Transcurrido algún tiempo, el príncipe decidió contraer matrimonio. Se informó de quiénes eran las personas más ricas de su reino y le dijeron que la persona más poderosa y rica era el dueño de la mina de oro más grande que había en todo el país y que tenía una hija muy joven y hermosa, y que,  si él príncipe quería, podría convertirla en su esposa. Y así se decidió. Él  envió a su mayordomo  para que concertase la boda con el padre de la joven, pues  estaba deseoso de que llegara el día para comprobar que la predicción de la bruja no se cumpliría. Una vez en el templo, la joven iba con el rostro cubierto por un velo, como van todas las novias. Cuando el sacerdote, oficiante de la ceremonia, dijo a la novia que ya podía descubrirse la cara, ni imaginar pudo el príncipe que la joven que se había convertido en su esposa tenía una cicatriz muy peculiar en su frente, la misma que se había hecho al caer tras el empujón que él la había propinado. Él se arrepintió mucho de las malas acciones que había cometido, no volviendo a hacer daño a nadie en su reino”.

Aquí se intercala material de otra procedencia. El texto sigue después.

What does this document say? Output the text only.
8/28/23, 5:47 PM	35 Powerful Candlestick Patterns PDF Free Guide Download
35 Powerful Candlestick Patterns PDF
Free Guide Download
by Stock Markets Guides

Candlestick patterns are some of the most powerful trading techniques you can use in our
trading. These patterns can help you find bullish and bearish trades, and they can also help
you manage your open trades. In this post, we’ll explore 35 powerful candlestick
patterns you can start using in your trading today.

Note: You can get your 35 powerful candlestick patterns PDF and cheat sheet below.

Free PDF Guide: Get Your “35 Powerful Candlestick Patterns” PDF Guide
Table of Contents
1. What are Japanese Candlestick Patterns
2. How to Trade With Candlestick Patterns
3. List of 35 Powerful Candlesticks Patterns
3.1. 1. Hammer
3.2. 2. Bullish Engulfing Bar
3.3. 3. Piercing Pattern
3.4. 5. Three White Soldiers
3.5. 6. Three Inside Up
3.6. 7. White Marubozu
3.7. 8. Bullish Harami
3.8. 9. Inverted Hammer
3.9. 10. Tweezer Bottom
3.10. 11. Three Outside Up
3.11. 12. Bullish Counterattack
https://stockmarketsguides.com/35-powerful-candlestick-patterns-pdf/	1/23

Esto venía a demostrar que todos estamos predestinados y que el destino ya nos tiene señalada nuestra alma gemela, pues el anciano de la Luna no cesa en atar cada noche los hilos rojos, pero invisibles, que nos unen con quien será nuestro compañero o compañera de vida.

Y ésta fue la maravillosa historia que mi madre me contó aquella calurosa  y luminosa noche de julio, tumbados sobre la parva. Esta historia también nos demuestra que jamás debemos despreciar a nadie porque sea pobre o de otro color. Así me lo enseñaba a mí mi madre Ana.